As a General Manager, he uses his micro-managing powers for good. As helicopter parents, we use them for evil. Hah! Bet that’s what you thought I’d say, but no, regardless of what the outside world feels, I have the best intentions.
For me, micro-management in parenting should be called guidance, protection, or discipline, to name a few. Piloting our daughter to a productive adulthood is of the highest priority. Our life is centered on making the right choices in raising her. I wear my Helicopter Mom title proudly and I realize that micro-management is at its most fundamental level. Unlike the corporate world however, I am totally invested in whether or not my child follows the path I’ve laid out.
At work, Just Plane Dad can leave his staff the list of tasks that need to be accomplished and if they don’t do it, he can choose whether or not to give them reminders or assistance or if they fail to complete the work, he can terminate them. Thankfully for his staff, he feels as adults they shouldn’t have to be watched over and expects them to work without his “babysitting”.
At home, the game changes.
If Beloved doesn’t follow the path we’ve paved for her, the consequences could be dire for her future. Kids that aren’t given direction will look for things to fill the void…bad things! We most definitely have to micro-manage her. I use every available method to drive home my message. I have an entire stash of lists, sticky note reminders, cell phone texts, verbal reminders and FaceBook notices to remain on her radar. Perfect example, it’s not enough to just tell your kids not to smoke, they need to really understand the dangers and know your stance on the issue if they are to succeed in staying away from cigarettes. They also need to be reminded of your thoughts on the matter or it will leave their angelic little heads.
If we didn’t
hover micro-manage, how would we know that she intends to follow through with our rules and wishes?
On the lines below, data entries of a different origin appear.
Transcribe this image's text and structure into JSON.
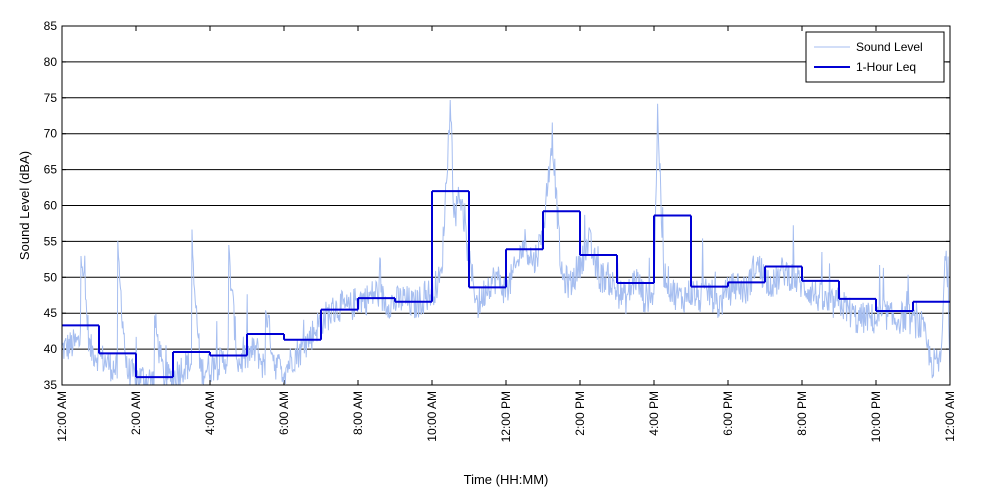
{
  "chart_data": {
    "type": "line",
    "xlabel": "Time (HH:MM)",
    "ylabel": "Sound Level (dBA)",
    "ylim": [
      35,
      85
    ],
    "xlim_hours": [
      0,
      24
    ],
    "y_ticks": [
      "35",
      "40",
      "45",
      "50",
      "55",
      "60",
      "65",
      "70",
      "75",
      "80",
      "85"
    ],
    "x_ticks": [
      "12:00 AM",
      "2:00 AM",
      "4:00 AM",
      "6:00 AM",
      "8:00 AM",
      "10:00 AM",
      "12:00 PM",
      "2:00 PM",
      "4:00 PM",
      "6:00 PM",
      "8:00 PM",
      "10:00 PM",
      "12:00 AM"
    ],
    "grid": "horizontal",
    "legend_position": "top-right",
    "series": [
      {
        "name": "Sound Level",
        "color": "#a6bef0",
        "style": "continuous-noisy",
        "x_hours": [
          0,
          0.25,
          0.5,
          0.5,
          0.75,
          1,
          1.25,
          1.5,
          1.5,
          1.75,
          2,
          2.25,
          2.5,
          2.5,
          2.75,
          3,
          3.25,
          3.5,
          3.5,
          3.75,
          4,
          4.25,
          4.5,
          4.5,
          4.75,
          5,
          5.25,
          5.5,
          5.5,
          5.75,
          6,
          6.25,
          6.5,
          6.75,
          7,
          7.25,
          7.5,
          7.75,
          8,
          8.25,
          8.5,
          8.75,
          9,
          9.25,
          9.5,
          9.75,
          10,
          10.25,
          10.5,
          10.6,
          10.75,
          11,
          11.25,
          11.5,
          11.75,
          12,
          12.25,
          12.5,
          12.75,
          13,
          13.25,
          13.5,
          13.75,
          14,
          14.25,
          14.5,
          14.75,
          15,
          15.25,
          15.5,
          15.75,
          16,
          16.1,
          16.25,
          16.5,
          16.75,
          17,
          17.25,
          17.5,
          17.75,
          18,
          18.25,
          18.5,
          18.75,
          19,
          19.25,
          19.5,
          19.75,
          20,
          20.25,
          20.5,
          20.75,
          21,
          21.25,
          21.5,
          21.75,
          22,
          22.25,
          22.5,
          22.75,
          23,
          23.25,
          23.5,
          23.75,
          23.9,
          24
        ],
        "values": [
          40,
          40.5,
          41,
          55.5,
          40,
          39,
          38,
          37,
          53.5,
          37,
          36,
          36,
          35.5,
          44,
          36,
          36,
          37.5,
          38,
          53.5,
          37,
          37.5,
          38,
          39,
          53.5,
          38,
          39,
          40,
          37,
          46,
          38,
          37,
          39,
          40,
          42,
          44,
          45,
          46,
          45.5,
          47,
          47,
          48,
          46.5,
          46.5,
          47,
          46,
          47,
          48,
          50,
          74.5,
          58,
          62,
          52,
          46,
          49,
          50,
          48,
          51,
          55,
          52,
          56,
          70,
          50,
          49,
          52,
          55,
          50,
          50,
          48,
          47,
          50,
          47,
          48,
          73.5,
          51,
          48,
          47,
          48,
          47,
          48,
          46,
          48,
          49,
          48,
          52,
          50,
          49,
          51,
          50,
          49,
          48,
          47,
          46,
          46.5,
          45.5,
          44,
          44.5,
          44,
          45,
          44,
          44.5,
          44,
          43,
          38,
          38,
          55,
          38
        ]
      },
      {
        "name": "1-Hour Leq",
        "color": "#0000d4",
        "style": "step",
        "x_hours": [
          0,
          1,
          2,
          3,
          4,
          5,
          6,
          7,
          8,
          9,
          10,
          11,
          12,
          13,
          14,
          15,
          16,
          17,
          18,
          19,
          20,
          21,
          22,
          23
        ],
        "values": [
          43.3,
          39.4,
          36.1,
          39.6,
          39.1,
          42.1,
          41.3,
          45.5,
          47.1,
          46.6,
          62,
          48.6,
          53.9,
          59.2,
          53.1,
          49.2,
          58.6,
          48.7,
          49.3,
          51.5,
          49.5,
          47,
          45.3,
          46.6
        ]
      }
    ]
  }
}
Another example is school, it’s not enough to simply hope your child is passing Science; you have to ask about assignments, read the progress notes, and show up to the parent-teacher conferences. Beloved attends home school therefore I’m relied upon to participate in the learning process more than most; which feeds my desire to be near her. Even though she’d like me to not peer over her shoulder as much as I do, I feel it’s my job [while she’s a child] to be available if she needs help.
Her future boss can thank me as she’ll probably find this annoying behavior perfectly normal when she enters the real world. With regards to the corporate world, it’s frustrating for adults to be handled the same way, so tell us the task to complete and then back off!